Tuesday, March 20, 2007

Mastermind and Interactions

The board game, Mastermind, can be used to demonstrate interactions and main effects in an abstract way.

Here is Wikipedia's description of Mastermind (click here). Downloadable versions of Mastermind can be found near the bottom of that page. Finding original games is still possible. Try an eBay search for Mastermind, for instance.

Playing Mastermind is, ultimately, a search for the interaction of its two variables (a.k.a. main effects) peg color and peg position. A player wins when the opponent's pattern of pegs has been decoded. During play, the coding player provides feedback (or, values for a dependent variable) using white or black pegs. A white peg indicates that the correct color of a peg has been decoded, but that the peg is not in the correct position. A black peg indicates that both the color of the peg and its position are correct. The decoding player wins when all of the feedback pegs are black.

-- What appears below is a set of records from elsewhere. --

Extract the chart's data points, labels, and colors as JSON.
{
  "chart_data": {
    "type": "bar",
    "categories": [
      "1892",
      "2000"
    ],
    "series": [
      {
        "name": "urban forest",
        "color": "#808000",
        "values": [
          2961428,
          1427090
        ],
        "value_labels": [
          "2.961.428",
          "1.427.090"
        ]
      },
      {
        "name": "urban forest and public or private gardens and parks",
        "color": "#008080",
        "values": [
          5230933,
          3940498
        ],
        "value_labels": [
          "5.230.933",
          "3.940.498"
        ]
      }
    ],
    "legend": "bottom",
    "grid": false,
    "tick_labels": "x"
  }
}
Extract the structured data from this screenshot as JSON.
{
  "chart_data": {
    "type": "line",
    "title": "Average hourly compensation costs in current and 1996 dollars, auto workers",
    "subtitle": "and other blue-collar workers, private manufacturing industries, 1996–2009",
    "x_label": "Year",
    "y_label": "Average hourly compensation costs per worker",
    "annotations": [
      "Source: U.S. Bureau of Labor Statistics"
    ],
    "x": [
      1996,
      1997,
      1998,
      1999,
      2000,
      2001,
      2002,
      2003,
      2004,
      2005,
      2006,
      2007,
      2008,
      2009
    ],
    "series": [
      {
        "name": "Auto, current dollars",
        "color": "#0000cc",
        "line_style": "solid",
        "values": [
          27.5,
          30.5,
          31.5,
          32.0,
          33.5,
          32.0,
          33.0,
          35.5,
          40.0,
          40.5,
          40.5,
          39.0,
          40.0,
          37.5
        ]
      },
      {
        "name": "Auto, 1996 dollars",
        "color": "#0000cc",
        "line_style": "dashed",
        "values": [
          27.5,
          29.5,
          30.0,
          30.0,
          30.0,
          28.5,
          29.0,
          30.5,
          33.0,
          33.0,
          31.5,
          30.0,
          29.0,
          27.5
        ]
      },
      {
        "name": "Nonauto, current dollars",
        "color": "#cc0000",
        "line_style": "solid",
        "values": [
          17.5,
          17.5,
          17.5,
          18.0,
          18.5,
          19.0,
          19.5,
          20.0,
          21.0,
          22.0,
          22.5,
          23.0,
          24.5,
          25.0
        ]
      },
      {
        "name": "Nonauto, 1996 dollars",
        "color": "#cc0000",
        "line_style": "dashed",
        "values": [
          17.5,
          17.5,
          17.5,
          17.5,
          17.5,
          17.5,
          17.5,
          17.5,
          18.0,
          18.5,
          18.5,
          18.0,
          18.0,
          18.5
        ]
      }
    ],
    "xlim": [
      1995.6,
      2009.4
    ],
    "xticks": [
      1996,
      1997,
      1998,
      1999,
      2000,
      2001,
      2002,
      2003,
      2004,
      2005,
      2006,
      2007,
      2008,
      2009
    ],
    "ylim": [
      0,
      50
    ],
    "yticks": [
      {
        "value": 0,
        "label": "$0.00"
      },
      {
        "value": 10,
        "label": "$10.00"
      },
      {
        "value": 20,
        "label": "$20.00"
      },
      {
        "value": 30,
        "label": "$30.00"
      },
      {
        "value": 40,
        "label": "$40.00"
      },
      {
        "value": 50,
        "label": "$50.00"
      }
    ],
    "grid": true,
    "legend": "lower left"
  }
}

Mastermind can also be used to illustrate (again, in an abstract way) effective experimental design. Decoding players who do not plan their decoding stategy will nearly always fail to discover the coded pattern. Try a game or two.

NY Times article: Tracing the cigarette's path from sexy to deadly

Here's a link to a New York Times article (2007-03-20): Tracing the cigarette's path from sexy to deadly. It details how long it took people and society to realize that cigarettes are dangerous.

National Irag Survey

ABC News, in conjuction with BBC and ARD TV (Germany) has conducted another opinion survey in Iraq using a random sample. Here is how they selected respondents (see http://abcnews.go.com/US/story?id=2954886&page=1 for complete details):

"Four hundred and fifty-eight sampling points were distributed proportionate to population size in each of Iraq's 18 provinces, then in each of the 102 districts within the provinces, then by simple random sampling among Iraq's nearly 11,000 villages or neighborhoods, with urban/rural stratification at each stage."

"Maps or grids were used to select random starting points within each sampling point, with household selection by random interval and within-household selection by the 'next-birthday' method. An average of five interviews were conducted per sampling point. Three of the 458 sampling points were inaccessible for security reasons and were substituted with randomly selected replacements."

One measure of the success of the survey was that none of the interviewers were killed or injured during the course of the research. Comments from the pollsters can be viewed at:

http://abcnews.go.com/US/story?id=2954867&page=1

Some of the main results are summarized below:
  • My own life is going well: 2005/71% said yes and in 2007/39% said yes
  • I expect my life to get better: 2005/64% said yes and in 2007/35% said yes
  • My own neighborhood is not safe: 2005/36% said yes and in 2007/74% said yes
The survey was conducted by D3 Systems of Vienna, VA, USA.